SUBORDONNE l’exécution de la présente décision en ce qui concerne l’expertise à la consignation par Monsieur [P] [J] et la SAS LA PALMA, exerçant sous l’enseigne A L’OMBRE DES MARQUES, entre les mains du régisseur d’avances et de recettes du Tribunal judiciaire d’Amiens, de la somme de 3.000 € (par chèque établi à l’ordre du régisseur du Tribunal judiciaire d’Amiens), à concurrence de 50 % chacune, à titre de provision à valoir sur les honoraires de l’expert, dans un délai maximum de deux mois à compter du jugement, sans autre avis.
DIT qu’à défaut de versement complet de la consignation dans le délai requis, la désignation de l’expert sera caduque et il pourra être tiré toute conséquence de l’abstention ou du refus de consigner dans le délai imparti.
ACCORDE à l’expert un délai de trois mois pour nous communiquer l’évaluation de sa rémunération définitive prévisible et solliciter une provision complémentaire en cas d’insuffisance manifeste (articles 269 et 280 du Code de procédure civile).

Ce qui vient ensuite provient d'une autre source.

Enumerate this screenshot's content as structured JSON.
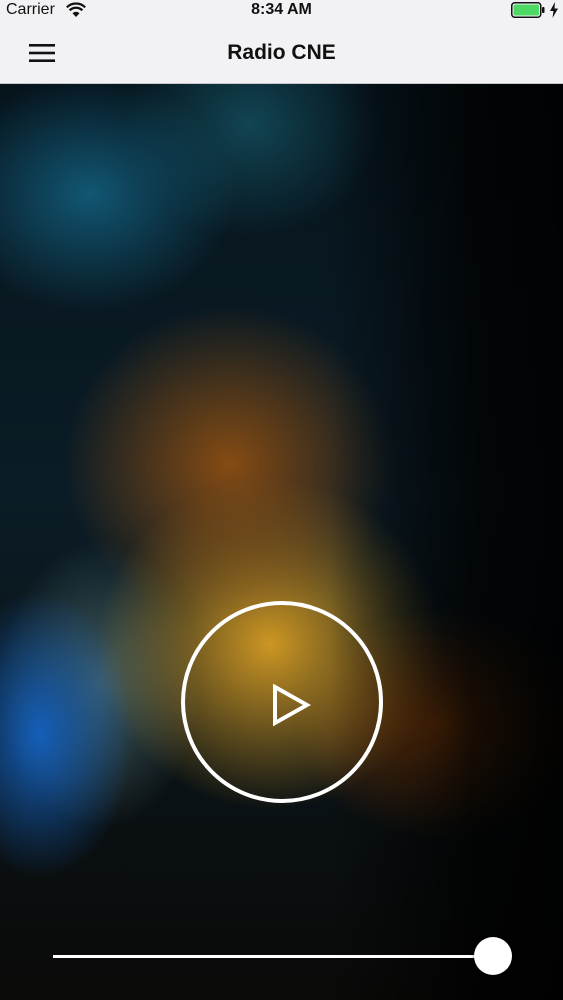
{
  "status_bar": {
    "carrier": "Carrier",
    "time": "8:34 AM",
    "wifi_icon": "wifi-icon",
    "battery_icon": "battery-charging-icon",
    "battery_color": "#4cd964"
  },
  "nav_bar": {
    "title": "Radio CNE",
    "menu_icon": "hamburger-menu-icon"
  },
  "player": {
    "play_icon": "play-icon",
    "volume_level": 1.0
  },
  "colors": {
    "bar_background": "#f2f2f4",
    "control_color": "#ffffff"
  }
}
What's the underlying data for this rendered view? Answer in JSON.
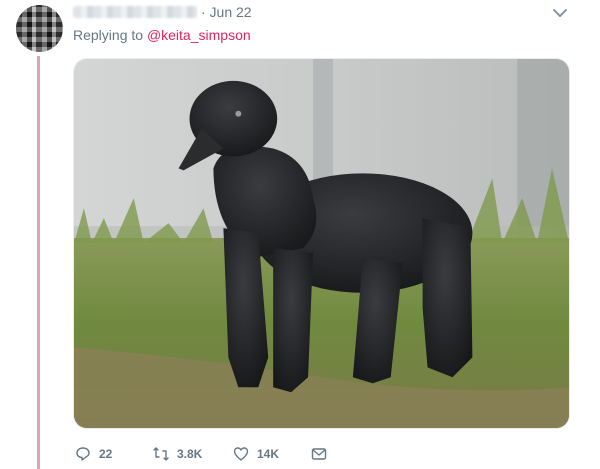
{
  "tweet": {
    "date": "· Jun 22",
    "replying_prefix": "Replying to ",
    "replying_handle": "@keita_simpson"
  },
  "actions": {
    "reply_count": "22",
    "retweet_count": "3.8K",
    "like_count": "14K"
  },
  "icons": {
    "reply": "reply-icon",
    "retweet": "retweet-icon",
    "like": "heart-icon",
    "dm": "envelope-icon",
    "more": "chevron-down-icon"
  },
  "colors": {
    "accent": "#e0245e",
    "muted": "#657786",
    "thread_line": "#d7a7b7"
  }
}
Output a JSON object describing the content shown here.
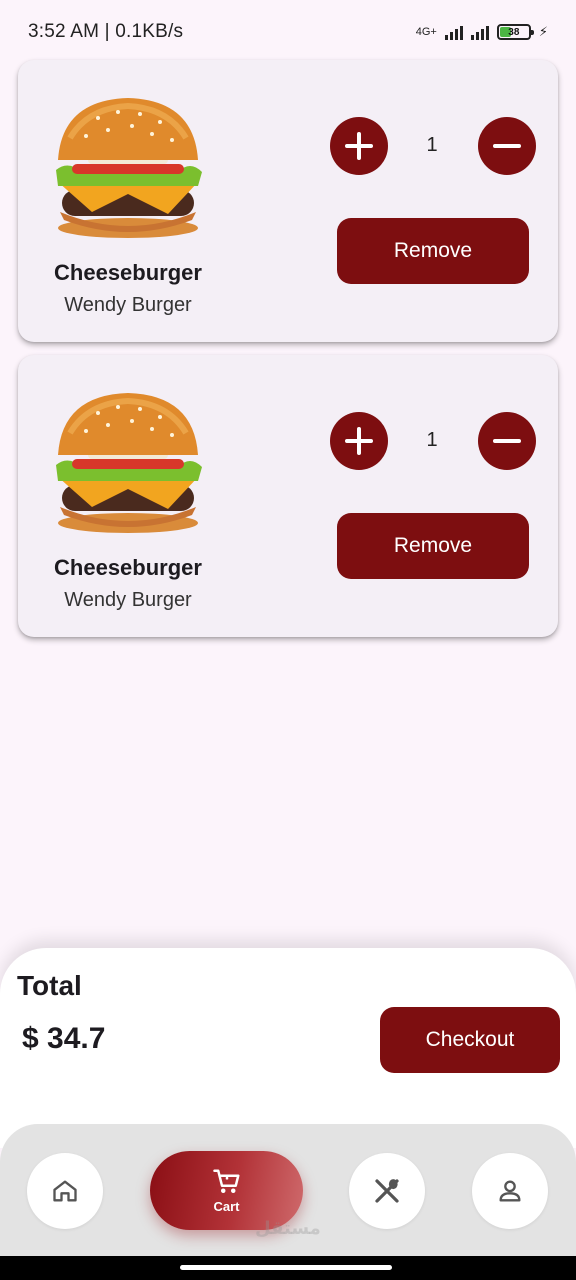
{
  "status_bar": {
    "time_speed": "3:52 AM | 0.1KB/s",
    "network": "4G+",
    "battery": "38"
  },
  "cart_items": [
    {
      "name": "Cheeseburger",
      "store": "Wendy Burger",
      "quantity": "1",
      "remove_label": "Remove"
    },
    {
      "name": "Cheeseburger",
      "store": "Wendy Burger",
      "quantity": "1",
      "remove_label": "Remove"
    }
  ],
  "summary": {
    "total_label": "Total",
    "total_value": "$ 34.7",
    "checkout_label": "Checkout"
  },
  "nav": {
    "cart_label": "Cart",
    "items": [
      "home-icon",
      "cart-icon",
      "restaurant-icon",
      "profile-icon"
    ]
  },
  "watermark": "مستقل",
  "colors": {
    "accent": "#7d0e10",
    "background": "#fcf4fb",
    "card": "#f4eff6",
    "nav_bar": "#e3e3e3"
  }
}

DIT que l’expert devra notifier aux parties, une fois sa mission accomplie, par lettre recommandée avec accusé de réception, le montant de ses honoraires, afin de recueillir leurs observations qui devront être remises avec la demande de taxe.
DIT que conformément aux dispositions du décret du 28 décembre 1998, la rémunération de l’expert sera fixée en fonction des diligences accomplies, du respect des délais impartis et de la qualité du travail fourni.
SURSEOIT À STATUER sur la fixation du loyer du bail renouvelé et les prétentions accessoires des parties.
DIT que le montant du loyer provisionnel sera fixé, pendant la durée de l’instance, à la somme annuelle de 33.156,96 € HT HC.
DEBOUTE les parties de leurs demandes plus amples ou contraires au présent dispositif.
ORDONNE la radiation de l’affaire du rôle du juge des loyers commerciaux dans l’attente du dépôt du rapport d’expertise.
DIT qu’en vertu de l’article R 145-31 du Code de commerce, dès le dépôt du rapport d’expertise, le greffe avisera les parties par lettre recommandée avec demande d’avis de réception de la date à laquelle l’affaire sera reprise et de celle à laquelle les mémoires faits après l’exécution de la mesure d’instruction devront être échangés.